Three men were jailed for masterminding a 23 million pound biofuel investment scam on Monday, in the first convictions by Britain’s Serious Fraud Office (SFO) under tough new anti-bribery laws.
The Britons were executives or agents of Sustainable AgroEnergy Plc, a company that promoted biofuel investment products linked to southeast Asian plantations of jatropha trees, once considered a wonder plant in the hunt for oil.
“These three individuals preyed on investors, many of whom were duped into investing life savings and pension funds,” SFO director David Green said.

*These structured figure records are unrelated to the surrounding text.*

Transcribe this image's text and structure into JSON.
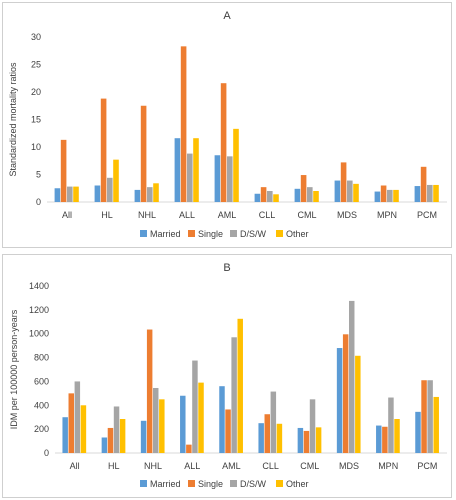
{
  "chart_data": [
    {
      "type": "bar",
      "title": "A",
      "xlabel": "",
      "ylabel": "Standardized mortality ratios",
      "ylim": [
        0,
        30
      ],
      "yticks": [
        0,
        5,
        10,
        15,
        20,
        25,
        30
      ],
      "grid": false,
      "legend_position": "bottom",
      "categories": [
        "All",
        "HL",
        "NHL",
        "ALL",
        "AML",
        "CLL",
        "CML",
        "MDS",
        "MPN",
        "PCM"
      ],
      "series": [
        {
          "name": "Married",
          "color": "#5b9bd5",
          "values": [
            2.5,
            3.0,
            2.2,
            11.6,
            8.5,
            1.5,
            2.4,
            3.9,
            1.9,
            2.9
          ]
        },
        {
          "name": "Single",
          "color": "#ed7d31",
          "values": [
            11.3,
            18.8,
            17.5,
            28.3,
            21.6,
            2.7,
            4.9,
            7.2,
            3.0,
            6.4
          ]
        },
        {
          "name": "D/S/W",
          "color": "#a5a5a5",
          "values": [
            2.8,
            4.4,
            2.7,
            8.8,
            8.3,
            2.0,
            2.7,
            3.9,
            2.2,
            3.1
          ]
        },
        {
          "name": "Other",
          "color": "#ffc000",
          "values": [
            2.8,
            7.7,
            3.4,
            11.6,
            13.3,
            1.4,
            2.0,
            3.3,
            2.2,
            3.1
          ]
        }
      ]
    },
    {
      "type": "bar",
      "title": "B",
      "xlabel": "",
      "ylabel": "IDM per 100000 person-years",
      "ylim": [
        0,
        1400
      ],
      "yticks": [
        0,
        200,
        400,
        600,
        800,
        1000,
        1200,
        1400
      ],
      "grid": false,
      "legend_position": "bottom",
      "categories": [
        "All",
        "HL",
        "NHL",
        "ALL",
        "AML",
        "CLL",
        "CML",
        "MDS",
        "MPN",
        "PCM"
      ],
      "series": [
        {
          "name": "Married",
          "color": "#5b9bd5",
          "values": [
            300,
            130,
            270,
            480,
            560,
            250,
            210,
            880,
            230,
            345
          ]
        },
        {
          "name": "Single",
          "color": "#ed7d31",
          "values": [
            500,
            210,
            1035,
            70,
            365,
            325,
            185,
            995,
            220,
            610
          ]
        },
        {
          "name": "D/S/W",
          "color": "#a5a5a5",
          "values": [
            600,
            390,
            545,
            775,
            970,
            515,
            450,
            1275,
            465,
            610
          ]
        },
        {
          "name": "Other",
          "color": "#ffc000",
          "values": [
            400,
            285,
            450,
            590,
            1125,
            245,
            215,
            815,
            285,
            470
          ]
        }
      ]
    }
  ]
}
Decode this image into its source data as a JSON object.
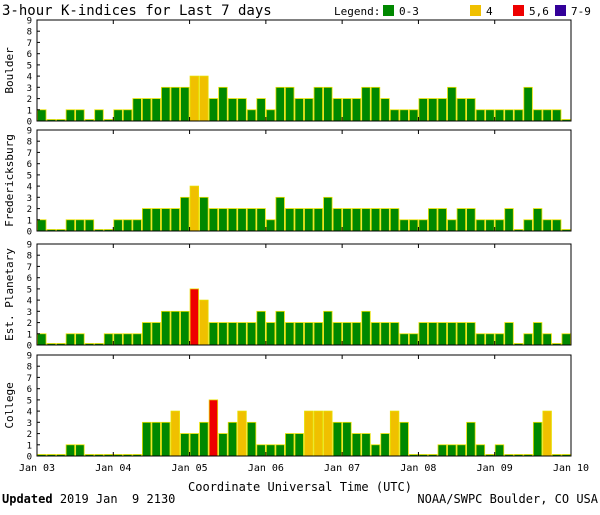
{
  "title": "3-hour K-indices for Last 7 days",
  "legend": {
    "label": "Legend:",
    "items": [
      {
        "label": "0-3",
        "color": "#008800"
      },
      {
        "label": "4",
        "color": "#f0c000"
      },
      {
        "label": "5,6",
        "color": "#ee0000"
      },
      {
        "label": "7-9",
        "color": "#330099"
      }
    ]
  },
  "footer": {
    "updated_label": "Updated",
    "updated_value": "2019 Jan  9 2130",
    "credit": "NOAA/SWPC Boulder, CO USA"
  },
  "chart_data": {
    "type": "bar",
    "xlabel": "Coordinate Universal Time (UTC)",
    "ylim": [
      0,
      9
    ],
    "y_ticks": [
      "0",
      "1",
      "2",
      "3",
      "4",
      "5",
      "6",
      "7",
      "8",
      "9"
    ],
    "x_ticks": [
      "Jan 03",
      "Jan 04",
      "Jan 05",
      "Jan 06",
      "Jan 07",
      "Jan 08",
      "Jan 09",
      "Jan 10"
    ],
    "bins_per_day": 8,
    "panels": [
      {
        "name": "Boulder",
        "values": [
          1,
          0,
          0,
          1,
          1,
          0,
          1,
          0,
          1,
          1,
          2,
          2,
          2,
          3,
          3,
          3,
          4,
          4,
          2,
          3,
          2,
          2,
          1,
          2,
          1,
          3,
          3,
          2,
          2,
          3,
          3,
          2,
          2,
          2,
          3,
          3,
          2,
          1,
          1,
          1,
          2,
          2,
          2,
          3,
          2,
          2,
          1,
          1,
          1,
          1,
          1,
          3,
          1,
          1,
          1,
          0
        ]
      },
      {
        "name": "Fredericksburg",
        "values": [
          1,
          0,
          0,
          1,
          1,
          1,
          0,
          0,
          1,
          1,
          1,
          2,
          2,
          2,
          2,
          3,
          4,
          3,
          2,
          2,
          2,
          2,
          2,
          2,
          1,
          3,
          2,
          2,
          2,
          2,
          3,
          2,
          2,
          2,
          2,
          2,
          2,
          2,
          1,
          1,
          1,
          2,
          2,
          1,
          2,
          2,
          1,
          1,
          1,
          2,
          0,
          1,
          2,
          1,
          1,
          0
        ]
      },
      {
        "name": "Est. Planetary",
        "values": [
          1,
          0,
          0,
          1,
          1,
          0,
          0,
          1,
          1,
          1,
          1,
          2,
          2,
          3,
          3,
          3,
          5,
          4,
          2,
          2,
          2,
          2,
          2,
          3,
          2,
          3,
          2,
          2,
          2,
          2,
          3,
          2,
          2,
          2,
          3,
          2,
          2,
          2,
          1,
          1,
          2,
          2,
          2,
          2,
          2,
          2,
          1,
          1,
          1,
          2,
          0,
          1,
          2,
          1,
          0,
          1
        ]
      },
      {
        "name": "College",
        "values": [
          0,
          0,
          0,
          1,
          1,
          0,
          0,
          0,
          0,
          0,
          0,
          3,
          3,
          3,
          4,
          2,
          2,
          3,
          5,
          2,
          3,
          4,
          3,
          1,
          1,
          1,
          2,
          2,
          4,
          4,
          4,
          3,
          3,
          2,
          2,
          1,
          2,
          4,
          3,
          0,
          0,
          0,
          1,
          1,
          1,
          3,
          1,
          0,
          1,
          0,
          0,
          0,
          3,
          4,
          0,
          0
        ]
      }
    ]
  }
}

The convictions are a welcome break for the SFO, which has been trying to restore confidence in its ability to bring criminals and companies to book after a series of failures in high-profile cases. An inspection report last month found the agency had made mixed progress in tackling its shortcomings.
The SFO had been expected to be the leading prosecutor to use the Bribery Act, which came into force in 2011 to overhaul 122-year-old laws that were criticised for not giving prosecutors the tools to fight modern international crime.
Previous charges under the Act, however, had been brought by its sister prosecutor the Crown Prosecution Service (CPS).
A jury at London’s Southwark Crown Court found Gary West, 52, James Whale, 38, and Stuart Stone, 28, guilty of defrauding British investors between April 2011 and Feb. 2012, the SFO said. They were jailed for 13, 9, and 6 years respectively.
All three were charged with fraud-related offences and West and Stone with bribery or receiving bribes in breach of the Bribery Act. A fourth man was acquitted of all charges against him.
“The SFO has taken an important step forward in demonstrating its ability to police the Bribery Act,” said Omar Qureshi, head of anti-corruption at law firm CMS.
The Act has been called one of the world’s toughest anti-corruption laws. Bribery offences committed by individuals now carry a penalty of up to 10 years’ imprisonment, an unlimited fine and confiscation of assets.
However, the SFO remains under pressure to bring a case under the much-debated section 7 of the Act, which introduced an offence of “failure to prevent bribery”, whereby a company can be prosecuted for failing to have “adequate procedures” to prevent active bribery by “associated persons”.
Companies are also keen to see whether a corporate prosecution under this part of the Act will shed light on their liability for the conduct of such associated persons – and what the scope of the “adequate procedures” is.